Existence was a tricky concept, wasn’t it?
Some moments, it didn’t feel like William was really dead. I expected him to call me about the season finale ofTheBig Bang Theoryor ask me about my latest art project. Other times, the grief struck me with a newness that could cut through bone. It was debilitating and raw.
The sheets covering my naked body weren’t heavy enough. I couldn’t remember the last time I craved arms wrapped around me and comfort breathing down my neck. I wanted someone to care, but I also wanted to be alone. It was an odd juxtaposition. I’d been spending the last year pretending to be okay, but the moment it all caught up to me, no one was around to sweep me up off the ground and shake some sense into me.
I got up to piss, but it was taxing. When I caught a glimpse of myself in the mirror, my vision turned white. I glared at the bruises along my neck in the shape of Young’s lips. By noon I was hungry, and by nightfall I’d finally opened the blinds in my mind and allowed myself to ruminate in the source of my turmoil.
William was dead.
I’d dedicated an entire year to getting revenge. I’d snuck behind enemy lines to study those responsible for his death. An entire year was wasted on an agenda that would never come to fruition.
I’d fucked my brother’s murderer. I’d learned things about William that made me feel guilty and broken. I blackmailed Young’s lover. Worked with William’s drug dealer.
Then, I learned all the things that led to his death but still found myself trying to prove that I wasn’t crazy. I was admitted. Released. Beat down. I fell in lo—. No. This wasn’t love.

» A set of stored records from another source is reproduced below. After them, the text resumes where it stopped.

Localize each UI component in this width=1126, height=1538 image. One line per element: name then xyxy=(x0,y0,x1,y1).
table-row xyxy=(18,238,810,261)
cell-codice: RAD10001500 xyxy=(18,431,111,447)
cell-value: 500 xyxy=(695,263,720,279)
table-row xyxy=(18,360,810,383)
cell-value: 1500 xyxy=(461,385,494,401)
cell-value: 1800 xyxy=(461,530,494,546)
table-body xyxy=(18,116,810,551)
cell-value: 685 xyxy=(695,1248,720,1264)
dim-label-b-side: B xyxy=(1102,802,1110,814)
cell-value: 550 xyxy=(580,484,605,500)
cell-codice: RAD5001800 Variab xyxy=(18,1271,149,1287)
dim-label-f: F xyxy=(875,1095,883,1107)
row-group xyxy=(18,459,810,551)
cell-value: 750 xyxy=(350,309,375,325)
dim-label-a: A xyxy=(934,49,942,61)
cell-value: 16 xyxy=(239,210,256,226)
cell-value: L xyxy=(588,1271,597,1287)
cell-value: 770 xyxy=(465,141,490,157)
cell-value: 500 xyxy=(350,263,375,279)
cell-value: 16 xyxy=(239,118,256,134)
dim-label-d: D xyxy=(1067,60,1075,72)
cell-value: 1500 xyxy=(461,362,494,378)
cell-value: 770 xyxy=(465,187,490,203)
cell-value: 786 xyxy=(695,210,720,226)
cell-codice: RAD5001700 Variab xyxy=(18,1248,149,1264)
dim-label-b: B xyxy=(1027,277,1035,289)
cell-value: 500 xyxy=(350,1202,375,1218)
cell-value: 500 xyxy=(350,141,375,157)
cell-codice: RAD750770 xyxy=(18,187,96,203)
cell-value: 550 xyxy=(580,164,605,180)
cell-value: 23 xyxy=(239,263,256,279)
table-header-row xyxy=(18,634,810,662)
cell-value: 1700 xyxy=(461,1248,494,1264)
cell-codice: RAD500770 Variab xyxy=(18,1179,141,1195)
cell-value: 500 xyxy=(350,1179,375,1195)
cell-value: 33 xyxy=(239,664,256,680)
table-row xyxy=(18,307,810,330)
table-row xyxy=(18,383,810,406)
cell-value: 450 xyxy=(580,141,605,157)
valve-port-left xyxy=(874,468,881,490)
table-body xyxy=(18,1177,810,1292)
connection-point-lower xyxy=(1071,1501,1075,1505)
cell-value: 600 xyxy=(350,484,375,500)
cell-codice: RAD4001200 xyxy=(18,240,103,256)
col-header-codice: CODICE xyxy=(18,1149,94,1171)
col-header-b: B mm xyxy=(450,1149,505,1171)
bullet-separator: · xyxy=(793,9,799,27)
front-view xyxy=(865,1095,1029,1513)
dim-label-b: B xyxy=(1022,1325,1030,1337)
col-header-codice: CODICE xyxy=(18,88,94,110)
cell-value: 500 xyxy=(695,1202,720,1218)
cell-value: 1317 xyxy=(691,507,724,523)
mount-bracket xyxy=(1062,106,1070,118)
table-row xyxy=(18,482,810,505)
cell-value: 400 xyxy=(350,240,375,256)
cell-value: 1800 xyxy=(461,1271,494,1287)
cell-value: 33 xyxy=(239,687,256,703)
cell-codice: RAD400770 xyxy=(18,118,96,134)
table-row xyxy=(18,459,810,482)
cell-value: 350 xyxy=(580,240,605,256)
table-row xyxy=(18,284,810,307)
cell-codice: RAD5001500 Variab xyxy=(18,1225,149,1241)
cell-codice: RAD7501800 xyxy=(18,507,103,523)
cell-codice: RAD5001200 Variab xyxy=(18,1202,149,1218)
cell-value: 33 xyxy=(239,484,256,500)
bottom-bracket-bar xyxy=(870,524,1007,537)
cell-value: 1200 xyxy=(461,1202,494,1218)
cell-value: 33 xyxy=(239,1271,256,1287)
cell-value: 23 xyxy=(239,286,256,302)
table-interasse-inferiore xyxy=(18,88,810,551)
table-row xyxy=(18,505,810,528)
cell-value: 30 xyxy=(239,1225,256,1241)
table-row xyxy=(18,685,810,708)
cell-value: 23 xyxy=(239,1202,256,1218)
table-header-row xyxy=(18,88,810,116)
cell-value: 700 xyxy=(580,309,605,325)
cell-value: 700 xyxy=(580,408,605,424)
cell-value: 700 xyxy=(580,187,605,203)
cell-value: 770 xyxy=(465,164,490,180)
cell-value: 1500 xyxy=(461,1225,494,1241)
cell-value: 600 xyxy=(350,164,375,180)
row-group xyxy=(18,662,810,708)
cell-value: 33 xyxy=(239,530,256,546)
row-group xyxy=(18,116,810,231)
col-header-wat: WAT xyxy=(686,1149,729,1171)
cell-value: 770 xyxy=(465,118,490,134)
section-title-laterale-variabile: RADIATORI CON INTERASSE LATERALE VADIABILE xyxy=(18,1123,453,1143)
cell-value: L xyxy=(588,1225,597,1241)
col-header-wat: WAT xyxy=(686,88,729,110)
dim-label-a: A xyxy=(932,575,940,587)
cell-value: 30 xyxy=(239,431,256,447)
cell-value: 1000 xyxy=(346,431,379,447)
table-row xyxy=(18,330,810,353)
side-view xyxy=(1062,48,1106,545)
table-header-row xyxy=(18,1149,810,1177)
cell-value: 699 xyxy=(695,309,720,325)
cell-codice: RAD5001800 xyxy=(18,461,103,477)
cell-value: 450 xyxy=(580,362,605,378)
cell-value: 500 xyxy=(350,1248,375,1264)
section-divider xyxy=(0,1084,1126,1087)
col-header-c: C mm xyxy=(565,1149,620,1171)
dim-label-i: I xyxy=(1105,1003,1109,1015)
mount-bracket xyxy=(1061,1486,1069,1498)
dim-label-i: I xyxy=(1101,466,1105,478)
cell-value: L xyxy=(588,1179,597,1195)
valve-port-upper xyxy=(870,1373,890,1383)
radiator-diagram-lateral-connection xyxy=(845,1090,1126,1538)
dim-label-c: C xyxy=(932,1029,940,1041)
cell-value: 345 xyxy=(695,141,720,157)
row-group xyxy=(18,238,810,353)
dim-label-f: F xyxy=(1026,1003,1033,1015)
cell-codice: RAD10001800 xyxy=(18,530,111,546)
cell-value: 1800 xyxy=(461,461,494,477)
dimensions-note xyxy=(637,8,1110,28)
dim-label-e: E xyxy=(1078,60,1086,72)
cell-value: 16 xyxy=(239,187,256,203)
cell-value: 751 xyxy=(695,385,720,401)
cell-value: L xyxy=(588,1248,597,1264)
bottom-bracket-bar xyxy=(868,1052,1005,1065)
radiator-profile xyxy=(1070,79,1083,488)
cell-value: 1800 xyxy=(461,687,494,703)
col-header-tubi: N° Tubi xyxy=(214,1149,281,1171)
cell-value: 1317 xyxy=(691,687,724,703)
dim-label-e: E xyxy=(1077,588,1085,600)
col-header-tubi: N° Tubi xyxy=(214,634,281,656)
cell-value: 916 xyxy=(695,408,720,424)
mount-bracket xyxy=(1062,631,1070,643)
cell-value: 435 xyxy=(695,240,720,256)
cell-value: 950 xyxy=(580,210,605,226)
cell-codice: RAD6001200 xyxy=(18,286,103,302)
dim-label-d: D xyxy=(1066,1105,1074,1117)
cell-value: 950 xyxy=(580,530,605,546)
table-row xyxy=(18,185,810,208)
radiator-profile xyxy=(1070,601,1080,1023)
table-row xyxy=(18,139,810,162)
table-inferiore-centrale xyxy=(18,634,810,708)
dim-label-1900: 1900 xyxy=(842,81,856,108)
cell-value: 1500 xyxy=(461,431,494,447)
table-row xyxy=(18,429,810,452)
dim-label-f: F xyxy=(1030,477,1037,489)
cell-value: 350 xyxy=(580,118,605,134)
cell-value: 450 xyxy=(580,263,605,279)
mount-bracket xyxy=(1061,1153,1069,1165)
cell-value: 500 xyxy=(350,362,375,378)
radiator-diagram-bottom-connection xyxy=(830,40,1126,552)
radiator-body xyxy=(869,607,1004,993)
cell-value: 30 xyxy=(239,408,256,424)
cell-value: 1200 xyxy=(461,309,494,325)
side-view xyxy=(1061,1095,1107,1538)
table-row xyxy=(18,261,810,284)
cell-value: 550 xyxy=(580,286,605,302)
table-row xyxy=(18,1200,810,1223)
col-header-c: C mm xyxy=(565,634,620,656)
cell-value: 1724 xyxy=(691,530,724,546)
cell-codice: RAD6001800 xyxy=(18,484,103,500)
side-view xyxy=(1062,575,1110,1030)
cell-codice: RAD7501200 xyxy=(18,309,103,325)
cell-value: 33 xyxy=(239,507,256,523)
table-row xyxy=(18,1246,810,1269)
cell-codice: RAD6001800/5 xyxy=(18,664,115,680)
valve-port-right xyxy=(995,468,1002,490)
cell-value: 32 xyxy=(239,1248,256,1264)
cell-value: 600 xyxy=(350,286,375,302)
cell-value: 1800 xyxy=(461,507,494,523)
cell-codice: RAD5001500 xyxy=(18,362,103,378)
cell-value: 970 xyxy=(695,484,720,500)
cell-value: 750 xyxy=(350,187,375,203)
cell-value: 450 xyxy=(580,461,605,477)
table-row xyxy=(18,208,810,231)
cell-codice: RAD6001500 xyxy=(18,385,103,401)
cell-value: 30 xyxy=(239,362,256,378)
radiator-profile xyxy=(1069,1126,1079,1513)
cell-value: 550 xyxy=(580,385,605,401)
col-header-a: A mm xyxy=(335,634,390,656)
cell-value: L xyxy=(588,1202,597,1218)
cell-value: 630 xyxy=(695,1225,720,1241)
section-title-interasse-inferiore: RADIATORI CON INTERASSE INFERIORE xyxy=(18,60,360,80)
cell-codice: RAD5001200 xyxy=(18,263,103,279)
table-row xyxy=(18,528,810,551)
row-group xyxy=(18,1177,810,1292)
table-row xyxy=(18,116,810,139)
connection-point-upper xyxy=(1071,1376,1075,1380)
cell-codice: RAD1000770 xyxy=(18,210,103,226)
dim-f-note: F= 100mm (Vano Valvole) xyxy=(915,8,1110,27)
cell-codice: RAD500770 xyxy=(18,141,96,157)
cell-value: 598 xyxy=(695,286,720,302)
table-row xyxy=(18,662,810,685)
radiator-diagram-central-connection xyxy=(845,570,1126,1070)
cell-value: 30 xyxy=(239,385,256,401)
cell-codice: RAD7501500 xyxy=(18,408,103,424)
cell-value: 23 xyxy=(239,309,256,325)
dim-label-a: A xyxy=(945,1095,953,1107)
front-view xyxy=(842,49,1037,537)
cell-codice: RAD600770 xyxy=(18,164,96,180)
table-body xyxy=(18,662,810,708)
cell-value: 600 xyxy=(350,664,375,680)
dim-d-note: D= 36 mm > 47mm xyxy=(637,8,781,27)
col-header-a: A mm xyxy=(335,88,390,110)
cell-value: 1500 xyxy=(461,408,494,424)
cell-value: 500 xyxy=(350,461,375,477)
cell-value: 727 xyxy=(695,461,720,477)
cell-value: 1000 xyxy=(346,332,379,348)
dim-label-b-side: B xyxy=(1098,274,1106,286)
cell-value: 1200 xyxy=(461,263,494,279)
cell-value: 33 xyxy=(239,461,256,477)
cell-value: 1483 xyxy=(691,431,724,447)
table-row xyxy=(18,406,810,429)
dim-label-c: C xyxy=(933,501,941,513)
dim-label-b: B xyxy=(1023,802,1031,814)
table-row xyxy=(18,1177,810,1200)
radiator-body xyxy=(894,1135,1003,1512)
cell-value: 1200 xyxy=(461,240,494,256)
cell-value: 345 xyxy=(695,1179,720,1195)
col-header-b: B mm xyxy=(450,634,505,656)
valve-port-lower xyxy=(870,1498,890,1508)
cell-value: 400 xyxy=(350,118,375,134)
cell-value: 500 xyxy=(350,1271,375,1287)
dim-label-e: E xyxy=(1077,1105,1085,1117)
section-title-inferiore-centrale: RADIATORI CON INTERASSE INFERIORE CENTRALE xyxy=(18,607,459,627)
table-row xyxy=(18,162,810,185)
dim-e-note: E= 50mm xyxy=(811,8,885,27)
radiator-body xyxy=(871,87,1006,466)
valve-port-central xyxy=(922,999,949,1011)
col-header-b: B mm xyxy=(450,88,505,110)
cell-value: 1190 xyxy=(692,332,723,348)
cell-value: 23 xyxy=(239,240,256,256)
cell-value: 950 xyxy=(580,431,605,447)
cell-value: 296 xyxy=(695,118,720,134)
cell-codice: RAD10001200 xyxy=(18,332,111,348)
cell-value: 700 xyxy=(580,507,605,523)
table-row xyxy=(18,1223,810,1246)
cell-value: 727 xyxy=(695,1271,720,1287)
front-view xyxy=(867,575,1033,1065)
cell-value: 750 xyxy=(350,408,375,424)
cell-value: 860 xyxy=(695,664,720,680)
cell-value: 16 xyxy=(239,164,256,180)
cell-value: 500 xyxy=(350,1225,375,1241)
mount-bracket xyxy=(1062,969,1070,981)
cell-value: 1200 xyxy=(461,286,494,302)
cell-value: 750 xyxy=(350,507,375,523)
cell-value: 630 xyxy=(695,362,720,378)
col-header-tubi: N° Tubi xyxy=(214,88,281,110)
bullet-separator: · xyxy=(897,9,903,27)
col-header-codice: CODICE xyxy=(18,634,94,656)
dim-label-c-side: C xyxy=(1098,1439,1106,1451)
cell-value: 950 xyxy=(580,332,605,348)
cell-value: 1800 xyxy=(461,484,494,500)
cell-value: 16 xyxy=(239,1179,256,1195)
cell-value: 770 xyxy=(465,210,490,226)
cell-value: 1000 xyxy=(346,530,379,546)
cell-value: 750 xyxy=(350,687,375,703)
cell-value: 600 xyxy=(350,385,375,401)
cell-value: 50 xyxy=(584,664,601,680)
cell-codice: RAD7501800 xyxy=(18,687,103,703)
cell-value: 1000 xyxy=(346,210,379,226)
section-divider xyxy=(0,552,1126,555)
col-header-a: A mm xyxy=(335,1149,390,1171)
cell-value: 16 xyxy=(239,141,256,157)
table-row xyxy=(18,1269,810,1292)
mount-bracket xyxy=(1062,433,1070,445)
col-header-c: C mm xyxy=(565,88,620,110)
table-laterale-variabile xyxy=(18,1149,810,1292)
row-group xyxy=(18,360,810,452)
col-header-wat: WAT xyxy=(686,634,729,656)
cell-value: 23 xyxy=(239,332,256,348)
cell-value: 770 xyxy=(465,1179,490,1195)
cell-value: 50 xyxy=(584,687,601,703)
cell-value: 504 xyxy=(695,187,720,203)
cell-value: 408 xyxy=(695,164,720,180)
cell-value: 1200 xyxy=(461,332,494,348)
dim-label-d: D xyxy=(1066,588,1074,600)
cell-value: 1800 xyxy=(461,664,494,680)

This was survival.
All things considered, it was about time for the anger, restlessness, grief, and sadness in my soul to bloom into a spiraling tornado of tragedy. Maybe Noah was right. Maybe I shouldn’t have stopped my meds cold turkey. I wasn’t helpless or meek, so why did I struggle to lift my head from Young’s pillow to glance at the clock?
The full moon was high in the sky by the time Young came home. Normally, I would wonder about where he’d disappeared to, but I couldn’t bolster enoughcareto—well—care. I was staring at the glow of street lights outside through his bedroom window while picking at my nails. I didn’t answer when he yelled my name; I simply listened to his voice as he stomped throughout the penthouse, then went stiff when his bedroom door opened. I could feel his shadowed presence hovering over me.
“Octavia? Have you been in bed all day?” he asked. I squeezed my eyes shut and felt the mattress dip. “Octavia? What’s wrong?”
Everything.
I didn’t answer him. I simply opened my eyes and stared. “Is this about last night? Look, I wasn’t in the right headspace. I should have listened and…” his voice trailed off. “I was just trying to do what I thought you wanted, you know?”
Again, I didn’t speak. I just stared. I stared past Young, past this room, and past this existence.
He kept talking. Most of it was apologies I couldn’t comprehend. Concern was pouring from his serpent lips. Each syllable a plea to react.
I kept still as a statue.
More time passed, and I snuggled deeper into the bed. My stomach growled in protest, but I was too exhausted to do anything about it. My body felt like it was on its last energy reserves, but my head was wired with questions about purpose, heaven, and hell. Young, or Nathaniel, or the devil left the room for a little while, and I felt my shoulders slump.
When I used to get like this as a kid, William would crawl into bed with me. He’d bring me food, brush my hair, and paint my nails. Even those precious memories dripping with pain seemed tainted now. Did William help me because he couldn’t help himself?
I heard the bedroom door open, and I prepared myself for another round of feeling guilty for not lashing out. “She’s been like this since I got home. I don’t know what to do here.”
I blinked once, twice, and on the third time, my blurred vision focused on a concerned looking Noah. “Octavia? How long have you been in bed?”
Not long enough.
Silence.
Silence.
“Do you know where you are?” Noah asked. My eyes flickered to Young. He was standing to the left of Noah with his arms crossed over his defined chest. I knew I was in his bedroom. I also knew that sometimes the worst place you could be was in your own head.
“Yes,” I choked out. I hated this. My alter ego was pounding against the glass separating my spirit from my debilitating sadness.
“Good, good. You stopped your medicine, right? Sometimes it takes a few days, but it can really throw you off. You’ve had a lot of drastic changes lately. I’m concerned, okay?”
“Don’t send me away, Noah,” I whispered.
“Never, Babe. Never again,” he promised. Noah stroked my cheek with his calloused fingers. “I warned you this would happen if she stopped taking them,” Noah hissed in a low whisper at Young.
“She seemed fine. I-I didn’t think this would happen,” Young replied while gesturing towards me.
“She needed to be weaned. She’s lucky her dosage wasn’t higher, or she could have had seizures.”